By Anthony Deutsch
AMSTERDAM (Reuters) – More than 2,400 children from Ukraine aged between six and 17 years old have been taken to 13 facilities across Belarus since Russia’s full-scale invasion of Ukraine in early 2022, research published by Yale University said on Thursday.
Ukraine’s prosecutor general said in May that he was investigating the alleged role of Belarus in the forced transfer of more than 19,000 identified children from Russian-occupied territories since the conflict broke out, including to Russia.
The total number is estimated by some experts and organisations to be far higher.
The findings by the Humanitarian Research Lab at Yale School of Public Health, which receives U.S. State Dept. funding, shared with Reuters are the most extensive to date about the alleged role of Belarus in the Russian relocation program for Ukrainian children.
Russia has said previously that it is offering humanitarian aid to those wishing to flee Ukraine voluntarily and rejects accusations of war crimes.
The press service of Russia’s Children’s Rights Commissioner, who oversees the relocation of children from occupied Ukraine, and Belarus’ foreign ministry did not immediately respond to requests for comment on the research.
Among the key findings detailed in the 39-page report were that children had been transported from at least 17 cities in Ukraine’s Donetsk, Luhansk, Kherson, and Zaporizhzhia regions in what Yale researchers described as an ongoing practice.
More than 2,000 children Yale identified were transported to the Dubrava children’s centre in Belarus’ Minsk region between September 2022 and May 2023, it said, while 392 children were taken to 12 other facilities.
“Russia’s systematic effort to identify, collect, transport, and re-educate Ukraine’s children has been facilitated by Belarus,” the report said.
“Russia’s federal government and Belarus’ regime have been working together to coordinate and fund the movement of children from Russia-occupied Ukraine through Russia to Belarus.”
Transports to Belarus through Russia were “ultimately coordinated” between Russian President Vladimir Putin and Belarus leader Alexander Lukashenko, it added.
The International Criminal Court in The Hague issued an arrest warrant for Russia’s Putin in March. It accused him and Russia’s Children’s Rights Commissioner Maria Lvova-Belova of the war crime of illegally deporting hundreds of children from Ukraine.
Taking children under the age of 18 across a border without the consent of a parent or guardian is prohibited under international humanitarian law.
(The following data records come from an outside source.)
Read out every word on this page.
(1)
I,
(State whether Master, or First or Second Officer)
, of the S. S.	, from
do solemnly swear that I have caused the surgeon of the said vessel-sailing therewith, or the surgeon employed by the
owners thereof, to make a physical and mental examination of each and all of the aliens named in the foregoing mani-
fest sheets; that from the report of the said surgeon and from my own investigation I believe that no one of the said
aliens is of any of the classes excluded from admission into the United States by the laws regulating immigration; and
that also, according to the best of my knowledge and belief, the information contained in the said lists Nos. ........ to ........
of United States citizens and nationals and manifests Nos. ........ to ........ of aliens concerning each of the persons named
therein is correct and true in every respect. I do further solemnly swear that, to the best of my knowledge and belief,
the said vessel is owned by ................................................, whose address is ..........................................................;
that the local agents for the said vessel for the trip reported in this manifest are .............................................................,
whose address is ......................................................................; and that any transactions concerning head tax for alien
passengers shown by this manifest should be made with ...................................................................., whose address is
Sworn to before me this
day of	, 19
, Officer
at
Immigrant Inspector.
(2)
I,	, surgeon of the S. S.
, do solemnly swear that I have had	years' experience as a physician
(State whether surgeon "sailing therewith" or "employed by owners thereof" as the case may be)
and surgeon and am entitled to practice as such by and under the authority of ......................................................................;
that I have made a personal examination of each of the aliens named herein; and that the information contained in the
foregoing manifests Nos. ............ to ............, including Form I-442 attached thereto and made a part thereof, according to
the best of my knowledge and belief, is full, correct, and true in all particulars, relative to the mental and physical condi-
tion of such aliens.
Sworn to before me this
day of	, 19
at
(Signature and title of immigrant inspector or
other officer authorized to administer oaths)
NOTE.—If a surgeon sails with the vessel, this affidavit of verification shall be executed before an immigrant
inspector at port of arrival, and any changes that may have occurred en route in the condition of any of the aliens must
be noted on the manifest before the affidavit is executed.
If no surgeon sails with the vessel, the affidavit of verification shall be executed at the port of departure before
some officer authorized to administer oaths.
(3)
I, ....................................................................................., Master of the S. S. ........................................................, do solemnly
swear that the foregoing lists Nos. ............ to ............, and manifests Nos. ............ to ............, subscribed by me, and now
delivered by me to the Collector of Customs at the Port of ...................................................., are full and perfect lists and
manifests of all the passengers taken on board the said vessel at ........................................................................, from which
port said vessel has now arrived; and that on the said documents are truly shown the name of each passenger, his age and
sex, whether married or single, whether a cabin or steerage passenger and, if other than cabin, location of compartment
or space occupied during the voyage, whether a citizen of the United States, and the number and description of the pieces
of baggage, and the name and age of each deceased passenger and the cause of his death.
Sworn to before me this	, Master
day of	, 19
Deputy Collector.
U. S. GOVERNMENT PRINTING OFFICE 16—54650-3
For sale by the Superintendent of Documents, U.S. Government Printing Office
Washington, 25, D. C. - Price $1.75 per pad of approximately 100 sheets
Ukraine’s war crimes prosecutors have said they are investigating the deportations as potential genocide.
The Genocide Convention – a treaty adopted by the U.N. General Assembly in the wake of the Nazi Holocaust – specifies five acts that could each constitute the crime, if committed with genocidal intent, including forcibly transferring children out of their group.
Ukraine’s foreign ministry and the office of the prosecutor general, which oversees war crimes investigations, did not immediately respond to requests for comment.
Once in Belarus, children have been subjected to military training and re-education and Lukashenko approved the use of state organizations to transport children from Ukraine to Belarus and finance their transportation, the Yale report said.
It is unclear how many of the children identified by Yale’s research remain in Belarus.